For me, ‘Mother vs Mother’ explores themes of one’s body being against them, being a cage, problem, or limitation, being separate from the self. And then you handled these themes with tremendous care. Your protagonist was attuned, and remained connected, to the experience of her body, even when her body seemed to be the ‘thing’ bringing her pain. And this enduring connection felt caring, and dare I say, healing. I’d love for you to speak to these ideas in any way that interests you.

In Indian context, we have a strong concept of soul: the mind, the body, and the soul are three separate entities that have to function in harmony. I feel nature has given all living beings an internal radar that keeps us attuned to our native environment as well as our own physicality. Any animal in the wild must stay mindful of its body at all times, in order to survive. Newborn babies cry if they feel pain or hunger; they smile to convey pleasure and warmth. As we grow older, we are bombarded with man-made cues of how, why, when to express these emotions. In hierarchical and patriarchal societies, we are taught from a very young age about appropriate emotions, dress codes, etiquettes etc. Thereafter, our bodies become mere tools to adhere to these rules. 

Especially for women and gender minorities, patriarchy has pitted our bodies against us. But men do not go unscathed. In ‘Mother vs Mother’, while the protagonist accepts the painful journey with her body, her partner Ansh Sinha hides behind his own by treating it as a shield against societal pressures. 

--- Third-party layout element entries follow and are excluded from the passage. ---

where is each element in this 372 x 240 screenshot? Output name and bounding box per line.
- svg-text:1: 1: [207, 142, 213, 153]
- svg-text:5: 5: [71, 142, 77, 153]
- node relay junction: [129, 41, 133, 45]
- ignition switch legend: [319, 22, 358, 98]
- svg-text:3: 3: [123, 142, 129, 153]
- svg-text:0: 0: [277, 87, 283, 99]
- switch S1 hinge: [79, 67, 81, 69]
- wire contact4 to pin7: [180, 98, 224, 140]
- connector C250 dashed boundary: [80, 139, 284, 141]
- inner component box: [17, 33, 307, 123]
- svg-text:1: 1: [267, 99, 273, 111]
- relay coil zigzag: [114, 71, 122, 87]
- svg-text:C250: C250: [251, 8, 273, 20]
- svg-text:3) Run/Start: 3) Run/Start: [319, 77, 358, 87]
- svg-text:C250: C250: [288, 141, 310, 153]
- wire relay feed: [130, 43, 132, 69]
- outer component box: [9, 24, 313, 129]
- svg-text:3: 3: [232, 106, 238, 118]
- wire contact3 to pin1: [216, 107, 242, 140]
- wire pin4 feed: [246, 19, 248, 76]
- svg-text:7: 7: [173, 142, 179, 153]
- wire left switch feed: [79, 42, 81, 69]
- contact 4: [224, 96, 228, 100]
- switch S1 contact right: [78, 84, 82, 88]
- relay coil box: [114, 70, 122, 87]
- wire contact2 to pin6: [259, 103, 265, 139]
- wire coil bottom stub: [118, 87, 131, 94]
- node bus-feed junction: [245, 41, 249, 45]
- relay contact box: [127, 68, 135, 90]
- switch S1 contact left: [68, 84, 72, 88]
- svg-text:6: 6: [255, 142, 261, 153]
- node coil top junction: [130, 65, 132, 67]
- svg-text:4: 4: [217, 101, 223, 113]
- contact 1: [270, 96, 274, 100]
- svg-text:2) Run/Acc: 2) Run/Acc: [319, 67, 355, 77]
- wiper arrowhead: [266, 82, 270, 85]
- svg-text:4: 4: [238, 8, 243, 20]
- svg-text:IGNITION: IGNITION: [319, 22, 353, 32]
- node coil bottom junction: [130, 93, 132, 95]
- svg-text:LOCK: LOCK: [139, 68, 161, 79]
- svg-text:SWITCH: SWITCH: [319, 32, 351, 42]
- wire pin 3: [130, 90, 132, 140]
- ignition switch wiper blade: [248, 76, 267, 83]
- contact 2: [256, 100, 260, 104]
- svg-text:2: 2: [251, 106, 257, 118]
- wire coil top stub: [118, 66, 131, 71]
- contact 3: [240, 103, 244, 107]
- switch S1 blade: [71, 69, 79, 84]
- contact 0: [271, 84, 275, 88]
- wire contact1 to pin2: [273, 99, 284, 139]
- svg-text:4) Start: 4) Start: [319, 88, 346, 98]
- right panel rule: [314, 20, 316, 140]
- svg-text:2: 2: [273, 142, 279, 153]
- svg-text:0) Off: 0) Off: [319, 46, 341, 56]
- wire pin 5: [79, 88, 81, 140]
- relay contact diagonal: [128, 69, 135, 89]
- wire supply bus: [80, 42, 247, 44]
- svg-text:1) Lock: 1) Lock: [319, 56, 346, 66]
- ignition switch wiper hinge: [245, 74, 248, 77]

When I was young, I felt ashamed of my extreme period cramps because I felt I was the only one. Now every other woman I talk to has experienced similar pain and shame. How did we manage to grow up completely clueless, thinking we were the only defective ones suffering, when almost half the population was experiencing the same things? Similarly, reproduction has become another vehicle to control women’s bodies. There is rampant quantification, commercialisation, and overt glorification of a routine natural phenomenon like motherhood. Does a woman not possess the sole rights to her body? The life and death of a human foetus can affect that body, and the person inhabiting it, in different ways. That’s why I wanted to address these ideas through the eyes of an expecting mother in an intimate first person narrative. I want my readers to experience this physical journey with the protagonist and then choose their own sides.

What else are you working on currently? This could be in relation to, or beyond, writing!

At present, I volunteer as an admin of Chandigarh Critique Group in my city. Through this vibrant community, we critique unpublished prose, collaborate with local writers, and mentor amateur literary works. Freelance content pays my bills. The current passion project is my first book, which will be a collection of short stories exploring the various facets of mortal life. Death fascinates me. It comes in many forms and from many sources. I want to create a collection of short fiction that aims to explore the macabre along with the mundane. The only constant of death is life––death springs from life, follows the living, and leaves its mark on the lives left behind. I want the book to raise a mirror to a world in a constant state of decay, and its diverse people, with deeply local but always humane stories. Its characters will consume their quietus with a pinch of seasoning: hope, humour, horror, harmony. In 2022, as technology and globalisation clash with roots of identity and ideology, what is the cost of life?